正文 17.4 About the Prefigured Change of the Israelitic King- dom and Priesthood, and About the Things(2 / 3)

Therefore let the Church of Christ, the city of the great King, full of grace, prolific of offspring, let her say what the prophecy uttered about her so long before by the mouth of this pious mother confesses, “My heart is made strong in the Lord, and my horn is exalted in my God.” Her heart is truly made strong, and her horn is truly exalted, because not in herself, but in the Lord her God. “My mouth is enlarged over mine enemies;” because even in pressing straits the word of God is not bound, not even in preachers who are bound. “I am made glad,” she says, “in Thy salvation.” This is Christ Jesus Himself, whom old Simeon, as we read in the Gospel, embracing as a little one, yet recognizing as great, said, “Lord, now lettest Thou Thy servant depart in peace, for mine eyes have seen Thy salvation.” Therefore may the Church say, “I am made glad in Thy salvation. For there is none holy as the Lord, and none is righteous as our God;” as holy and sanctifying, just and justifying. “There is none holy beside Thee;” because no one becomes so except by reason of Thee. And then it follows, “Do not glory so proudly, and do not speak lofty things, neither let vaunting talk come out of your mouth.

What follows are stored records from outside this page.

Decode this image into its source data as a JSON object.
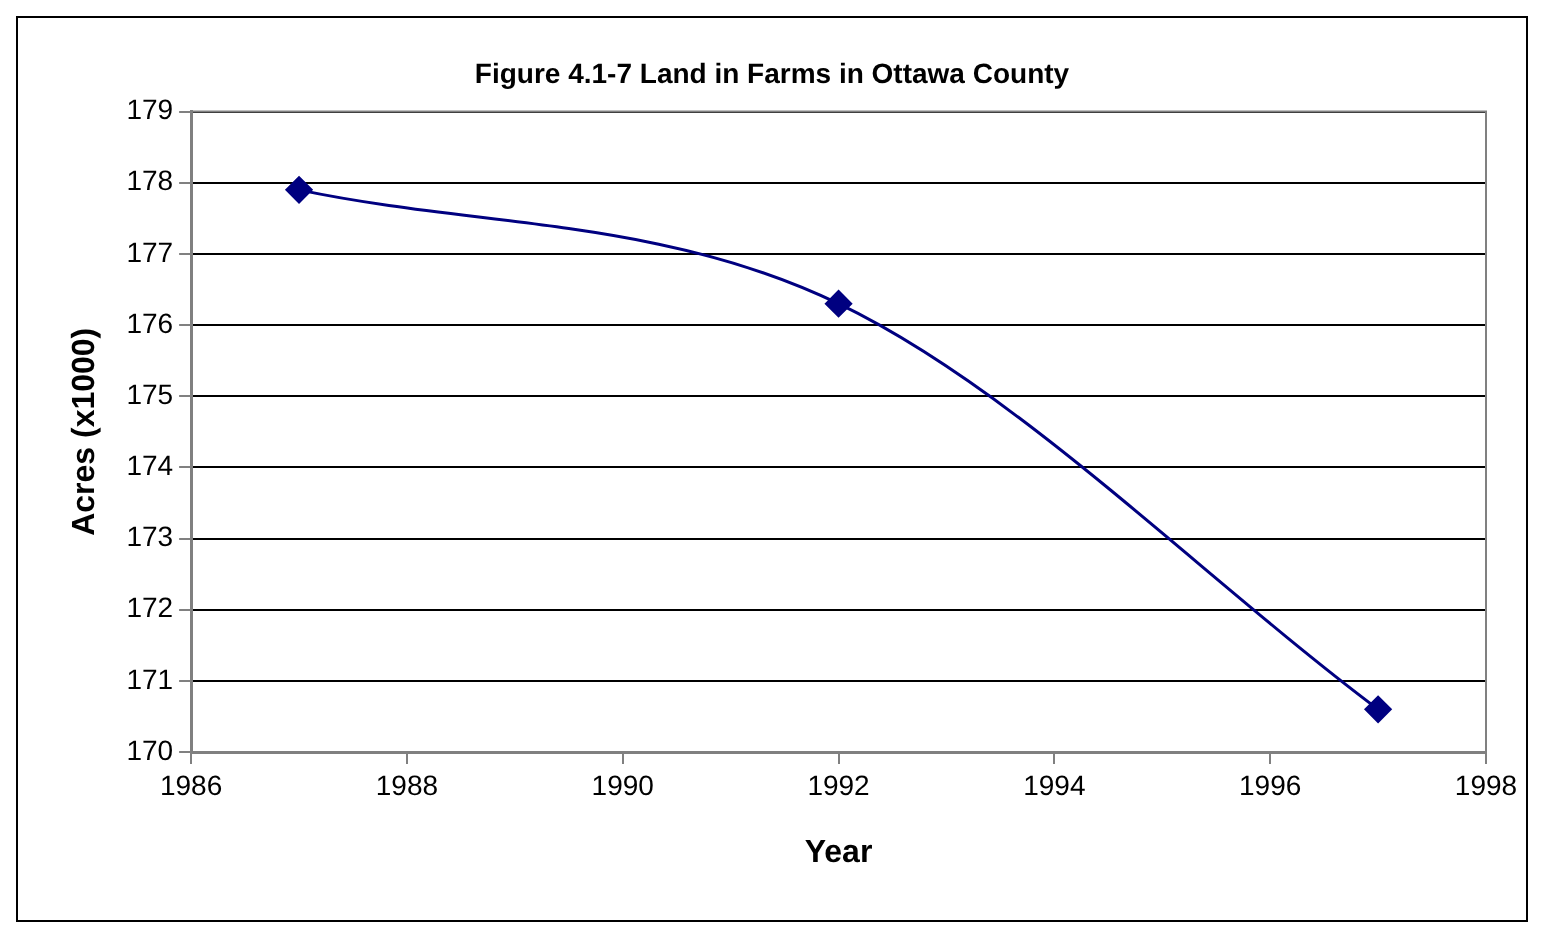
{
  "chart_data": {
    "type": "line",
    "title": "Figure 4.1-7 Land in Farms in Ottawa County",
    "xlabel": "Year",
    "ylabel": "Acres (x1000)",
    "x": [
      1987,
      1992,
      1997
    ],
    "series": [
      {
        "color": "#000080",
        "values": [
          177.9,
          176.3,
          170.6
        ]
      }
    ],
    "xlim": [
      1986,
      1998
    ],
    "xticks": [
      1986,
      1988,
      1990,
      1992,
      1994,
      1996,
      1998
    ],
    "ylim": [
      170,
      179
    ],
    "yticks": [
      170,
      171,
      172,
      173,
      174,
      175,
      176,
      177,
      178,
      179
    ],
    "grid": "y",
    "legend": false,
    "marker": "diamond",
    "line_style": "solid"
  }
}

For a God of knowledge is the Lord.” He knows you even when no one knows; for “he who thinketh himself to be something when he is nothing deceiveth himself.” These things are said to the adversaries of the city of God who belong to Babylon, who presume in their own

strength, and glory in themselves, not in the Lord; of whom are also the carnal Israelites, the earth-born inhabitants of the earthly Jerusalem, who, as saith the apostle, “being ignorant of the righteousness of God,” that is, which God, who alone is just, and the justifier, gives to man, “and wishing to establish their own,” that is, which is as it were procured by their own selves, not bestowed by Him, “are not subject to the righteousness of God,” just because they are proud, and think they are able to please God with their own, not with that which is of God, who is the God of knowledge, and therefore also takes the oversight of consciences, there beholding the thoughts of men that they are vain, if they are of men, and are not from Him. “And preparing,” she says, “His curious designs.” What curious designs do we think these are, save that the proud must fall, and the humble rise? These curious designs she recounts, saying, “The bow of the mighty is made weak, and the weak are girded with strength.” The bow is made weak, that is, the intention of those who think themselves so powerful, that without the gift and help of God they are able by human sufficiency to fulfill the divine commandments; and those are girded with strength whose in ward cry is, “Have mercy upon me, O Lord, for I am weak.”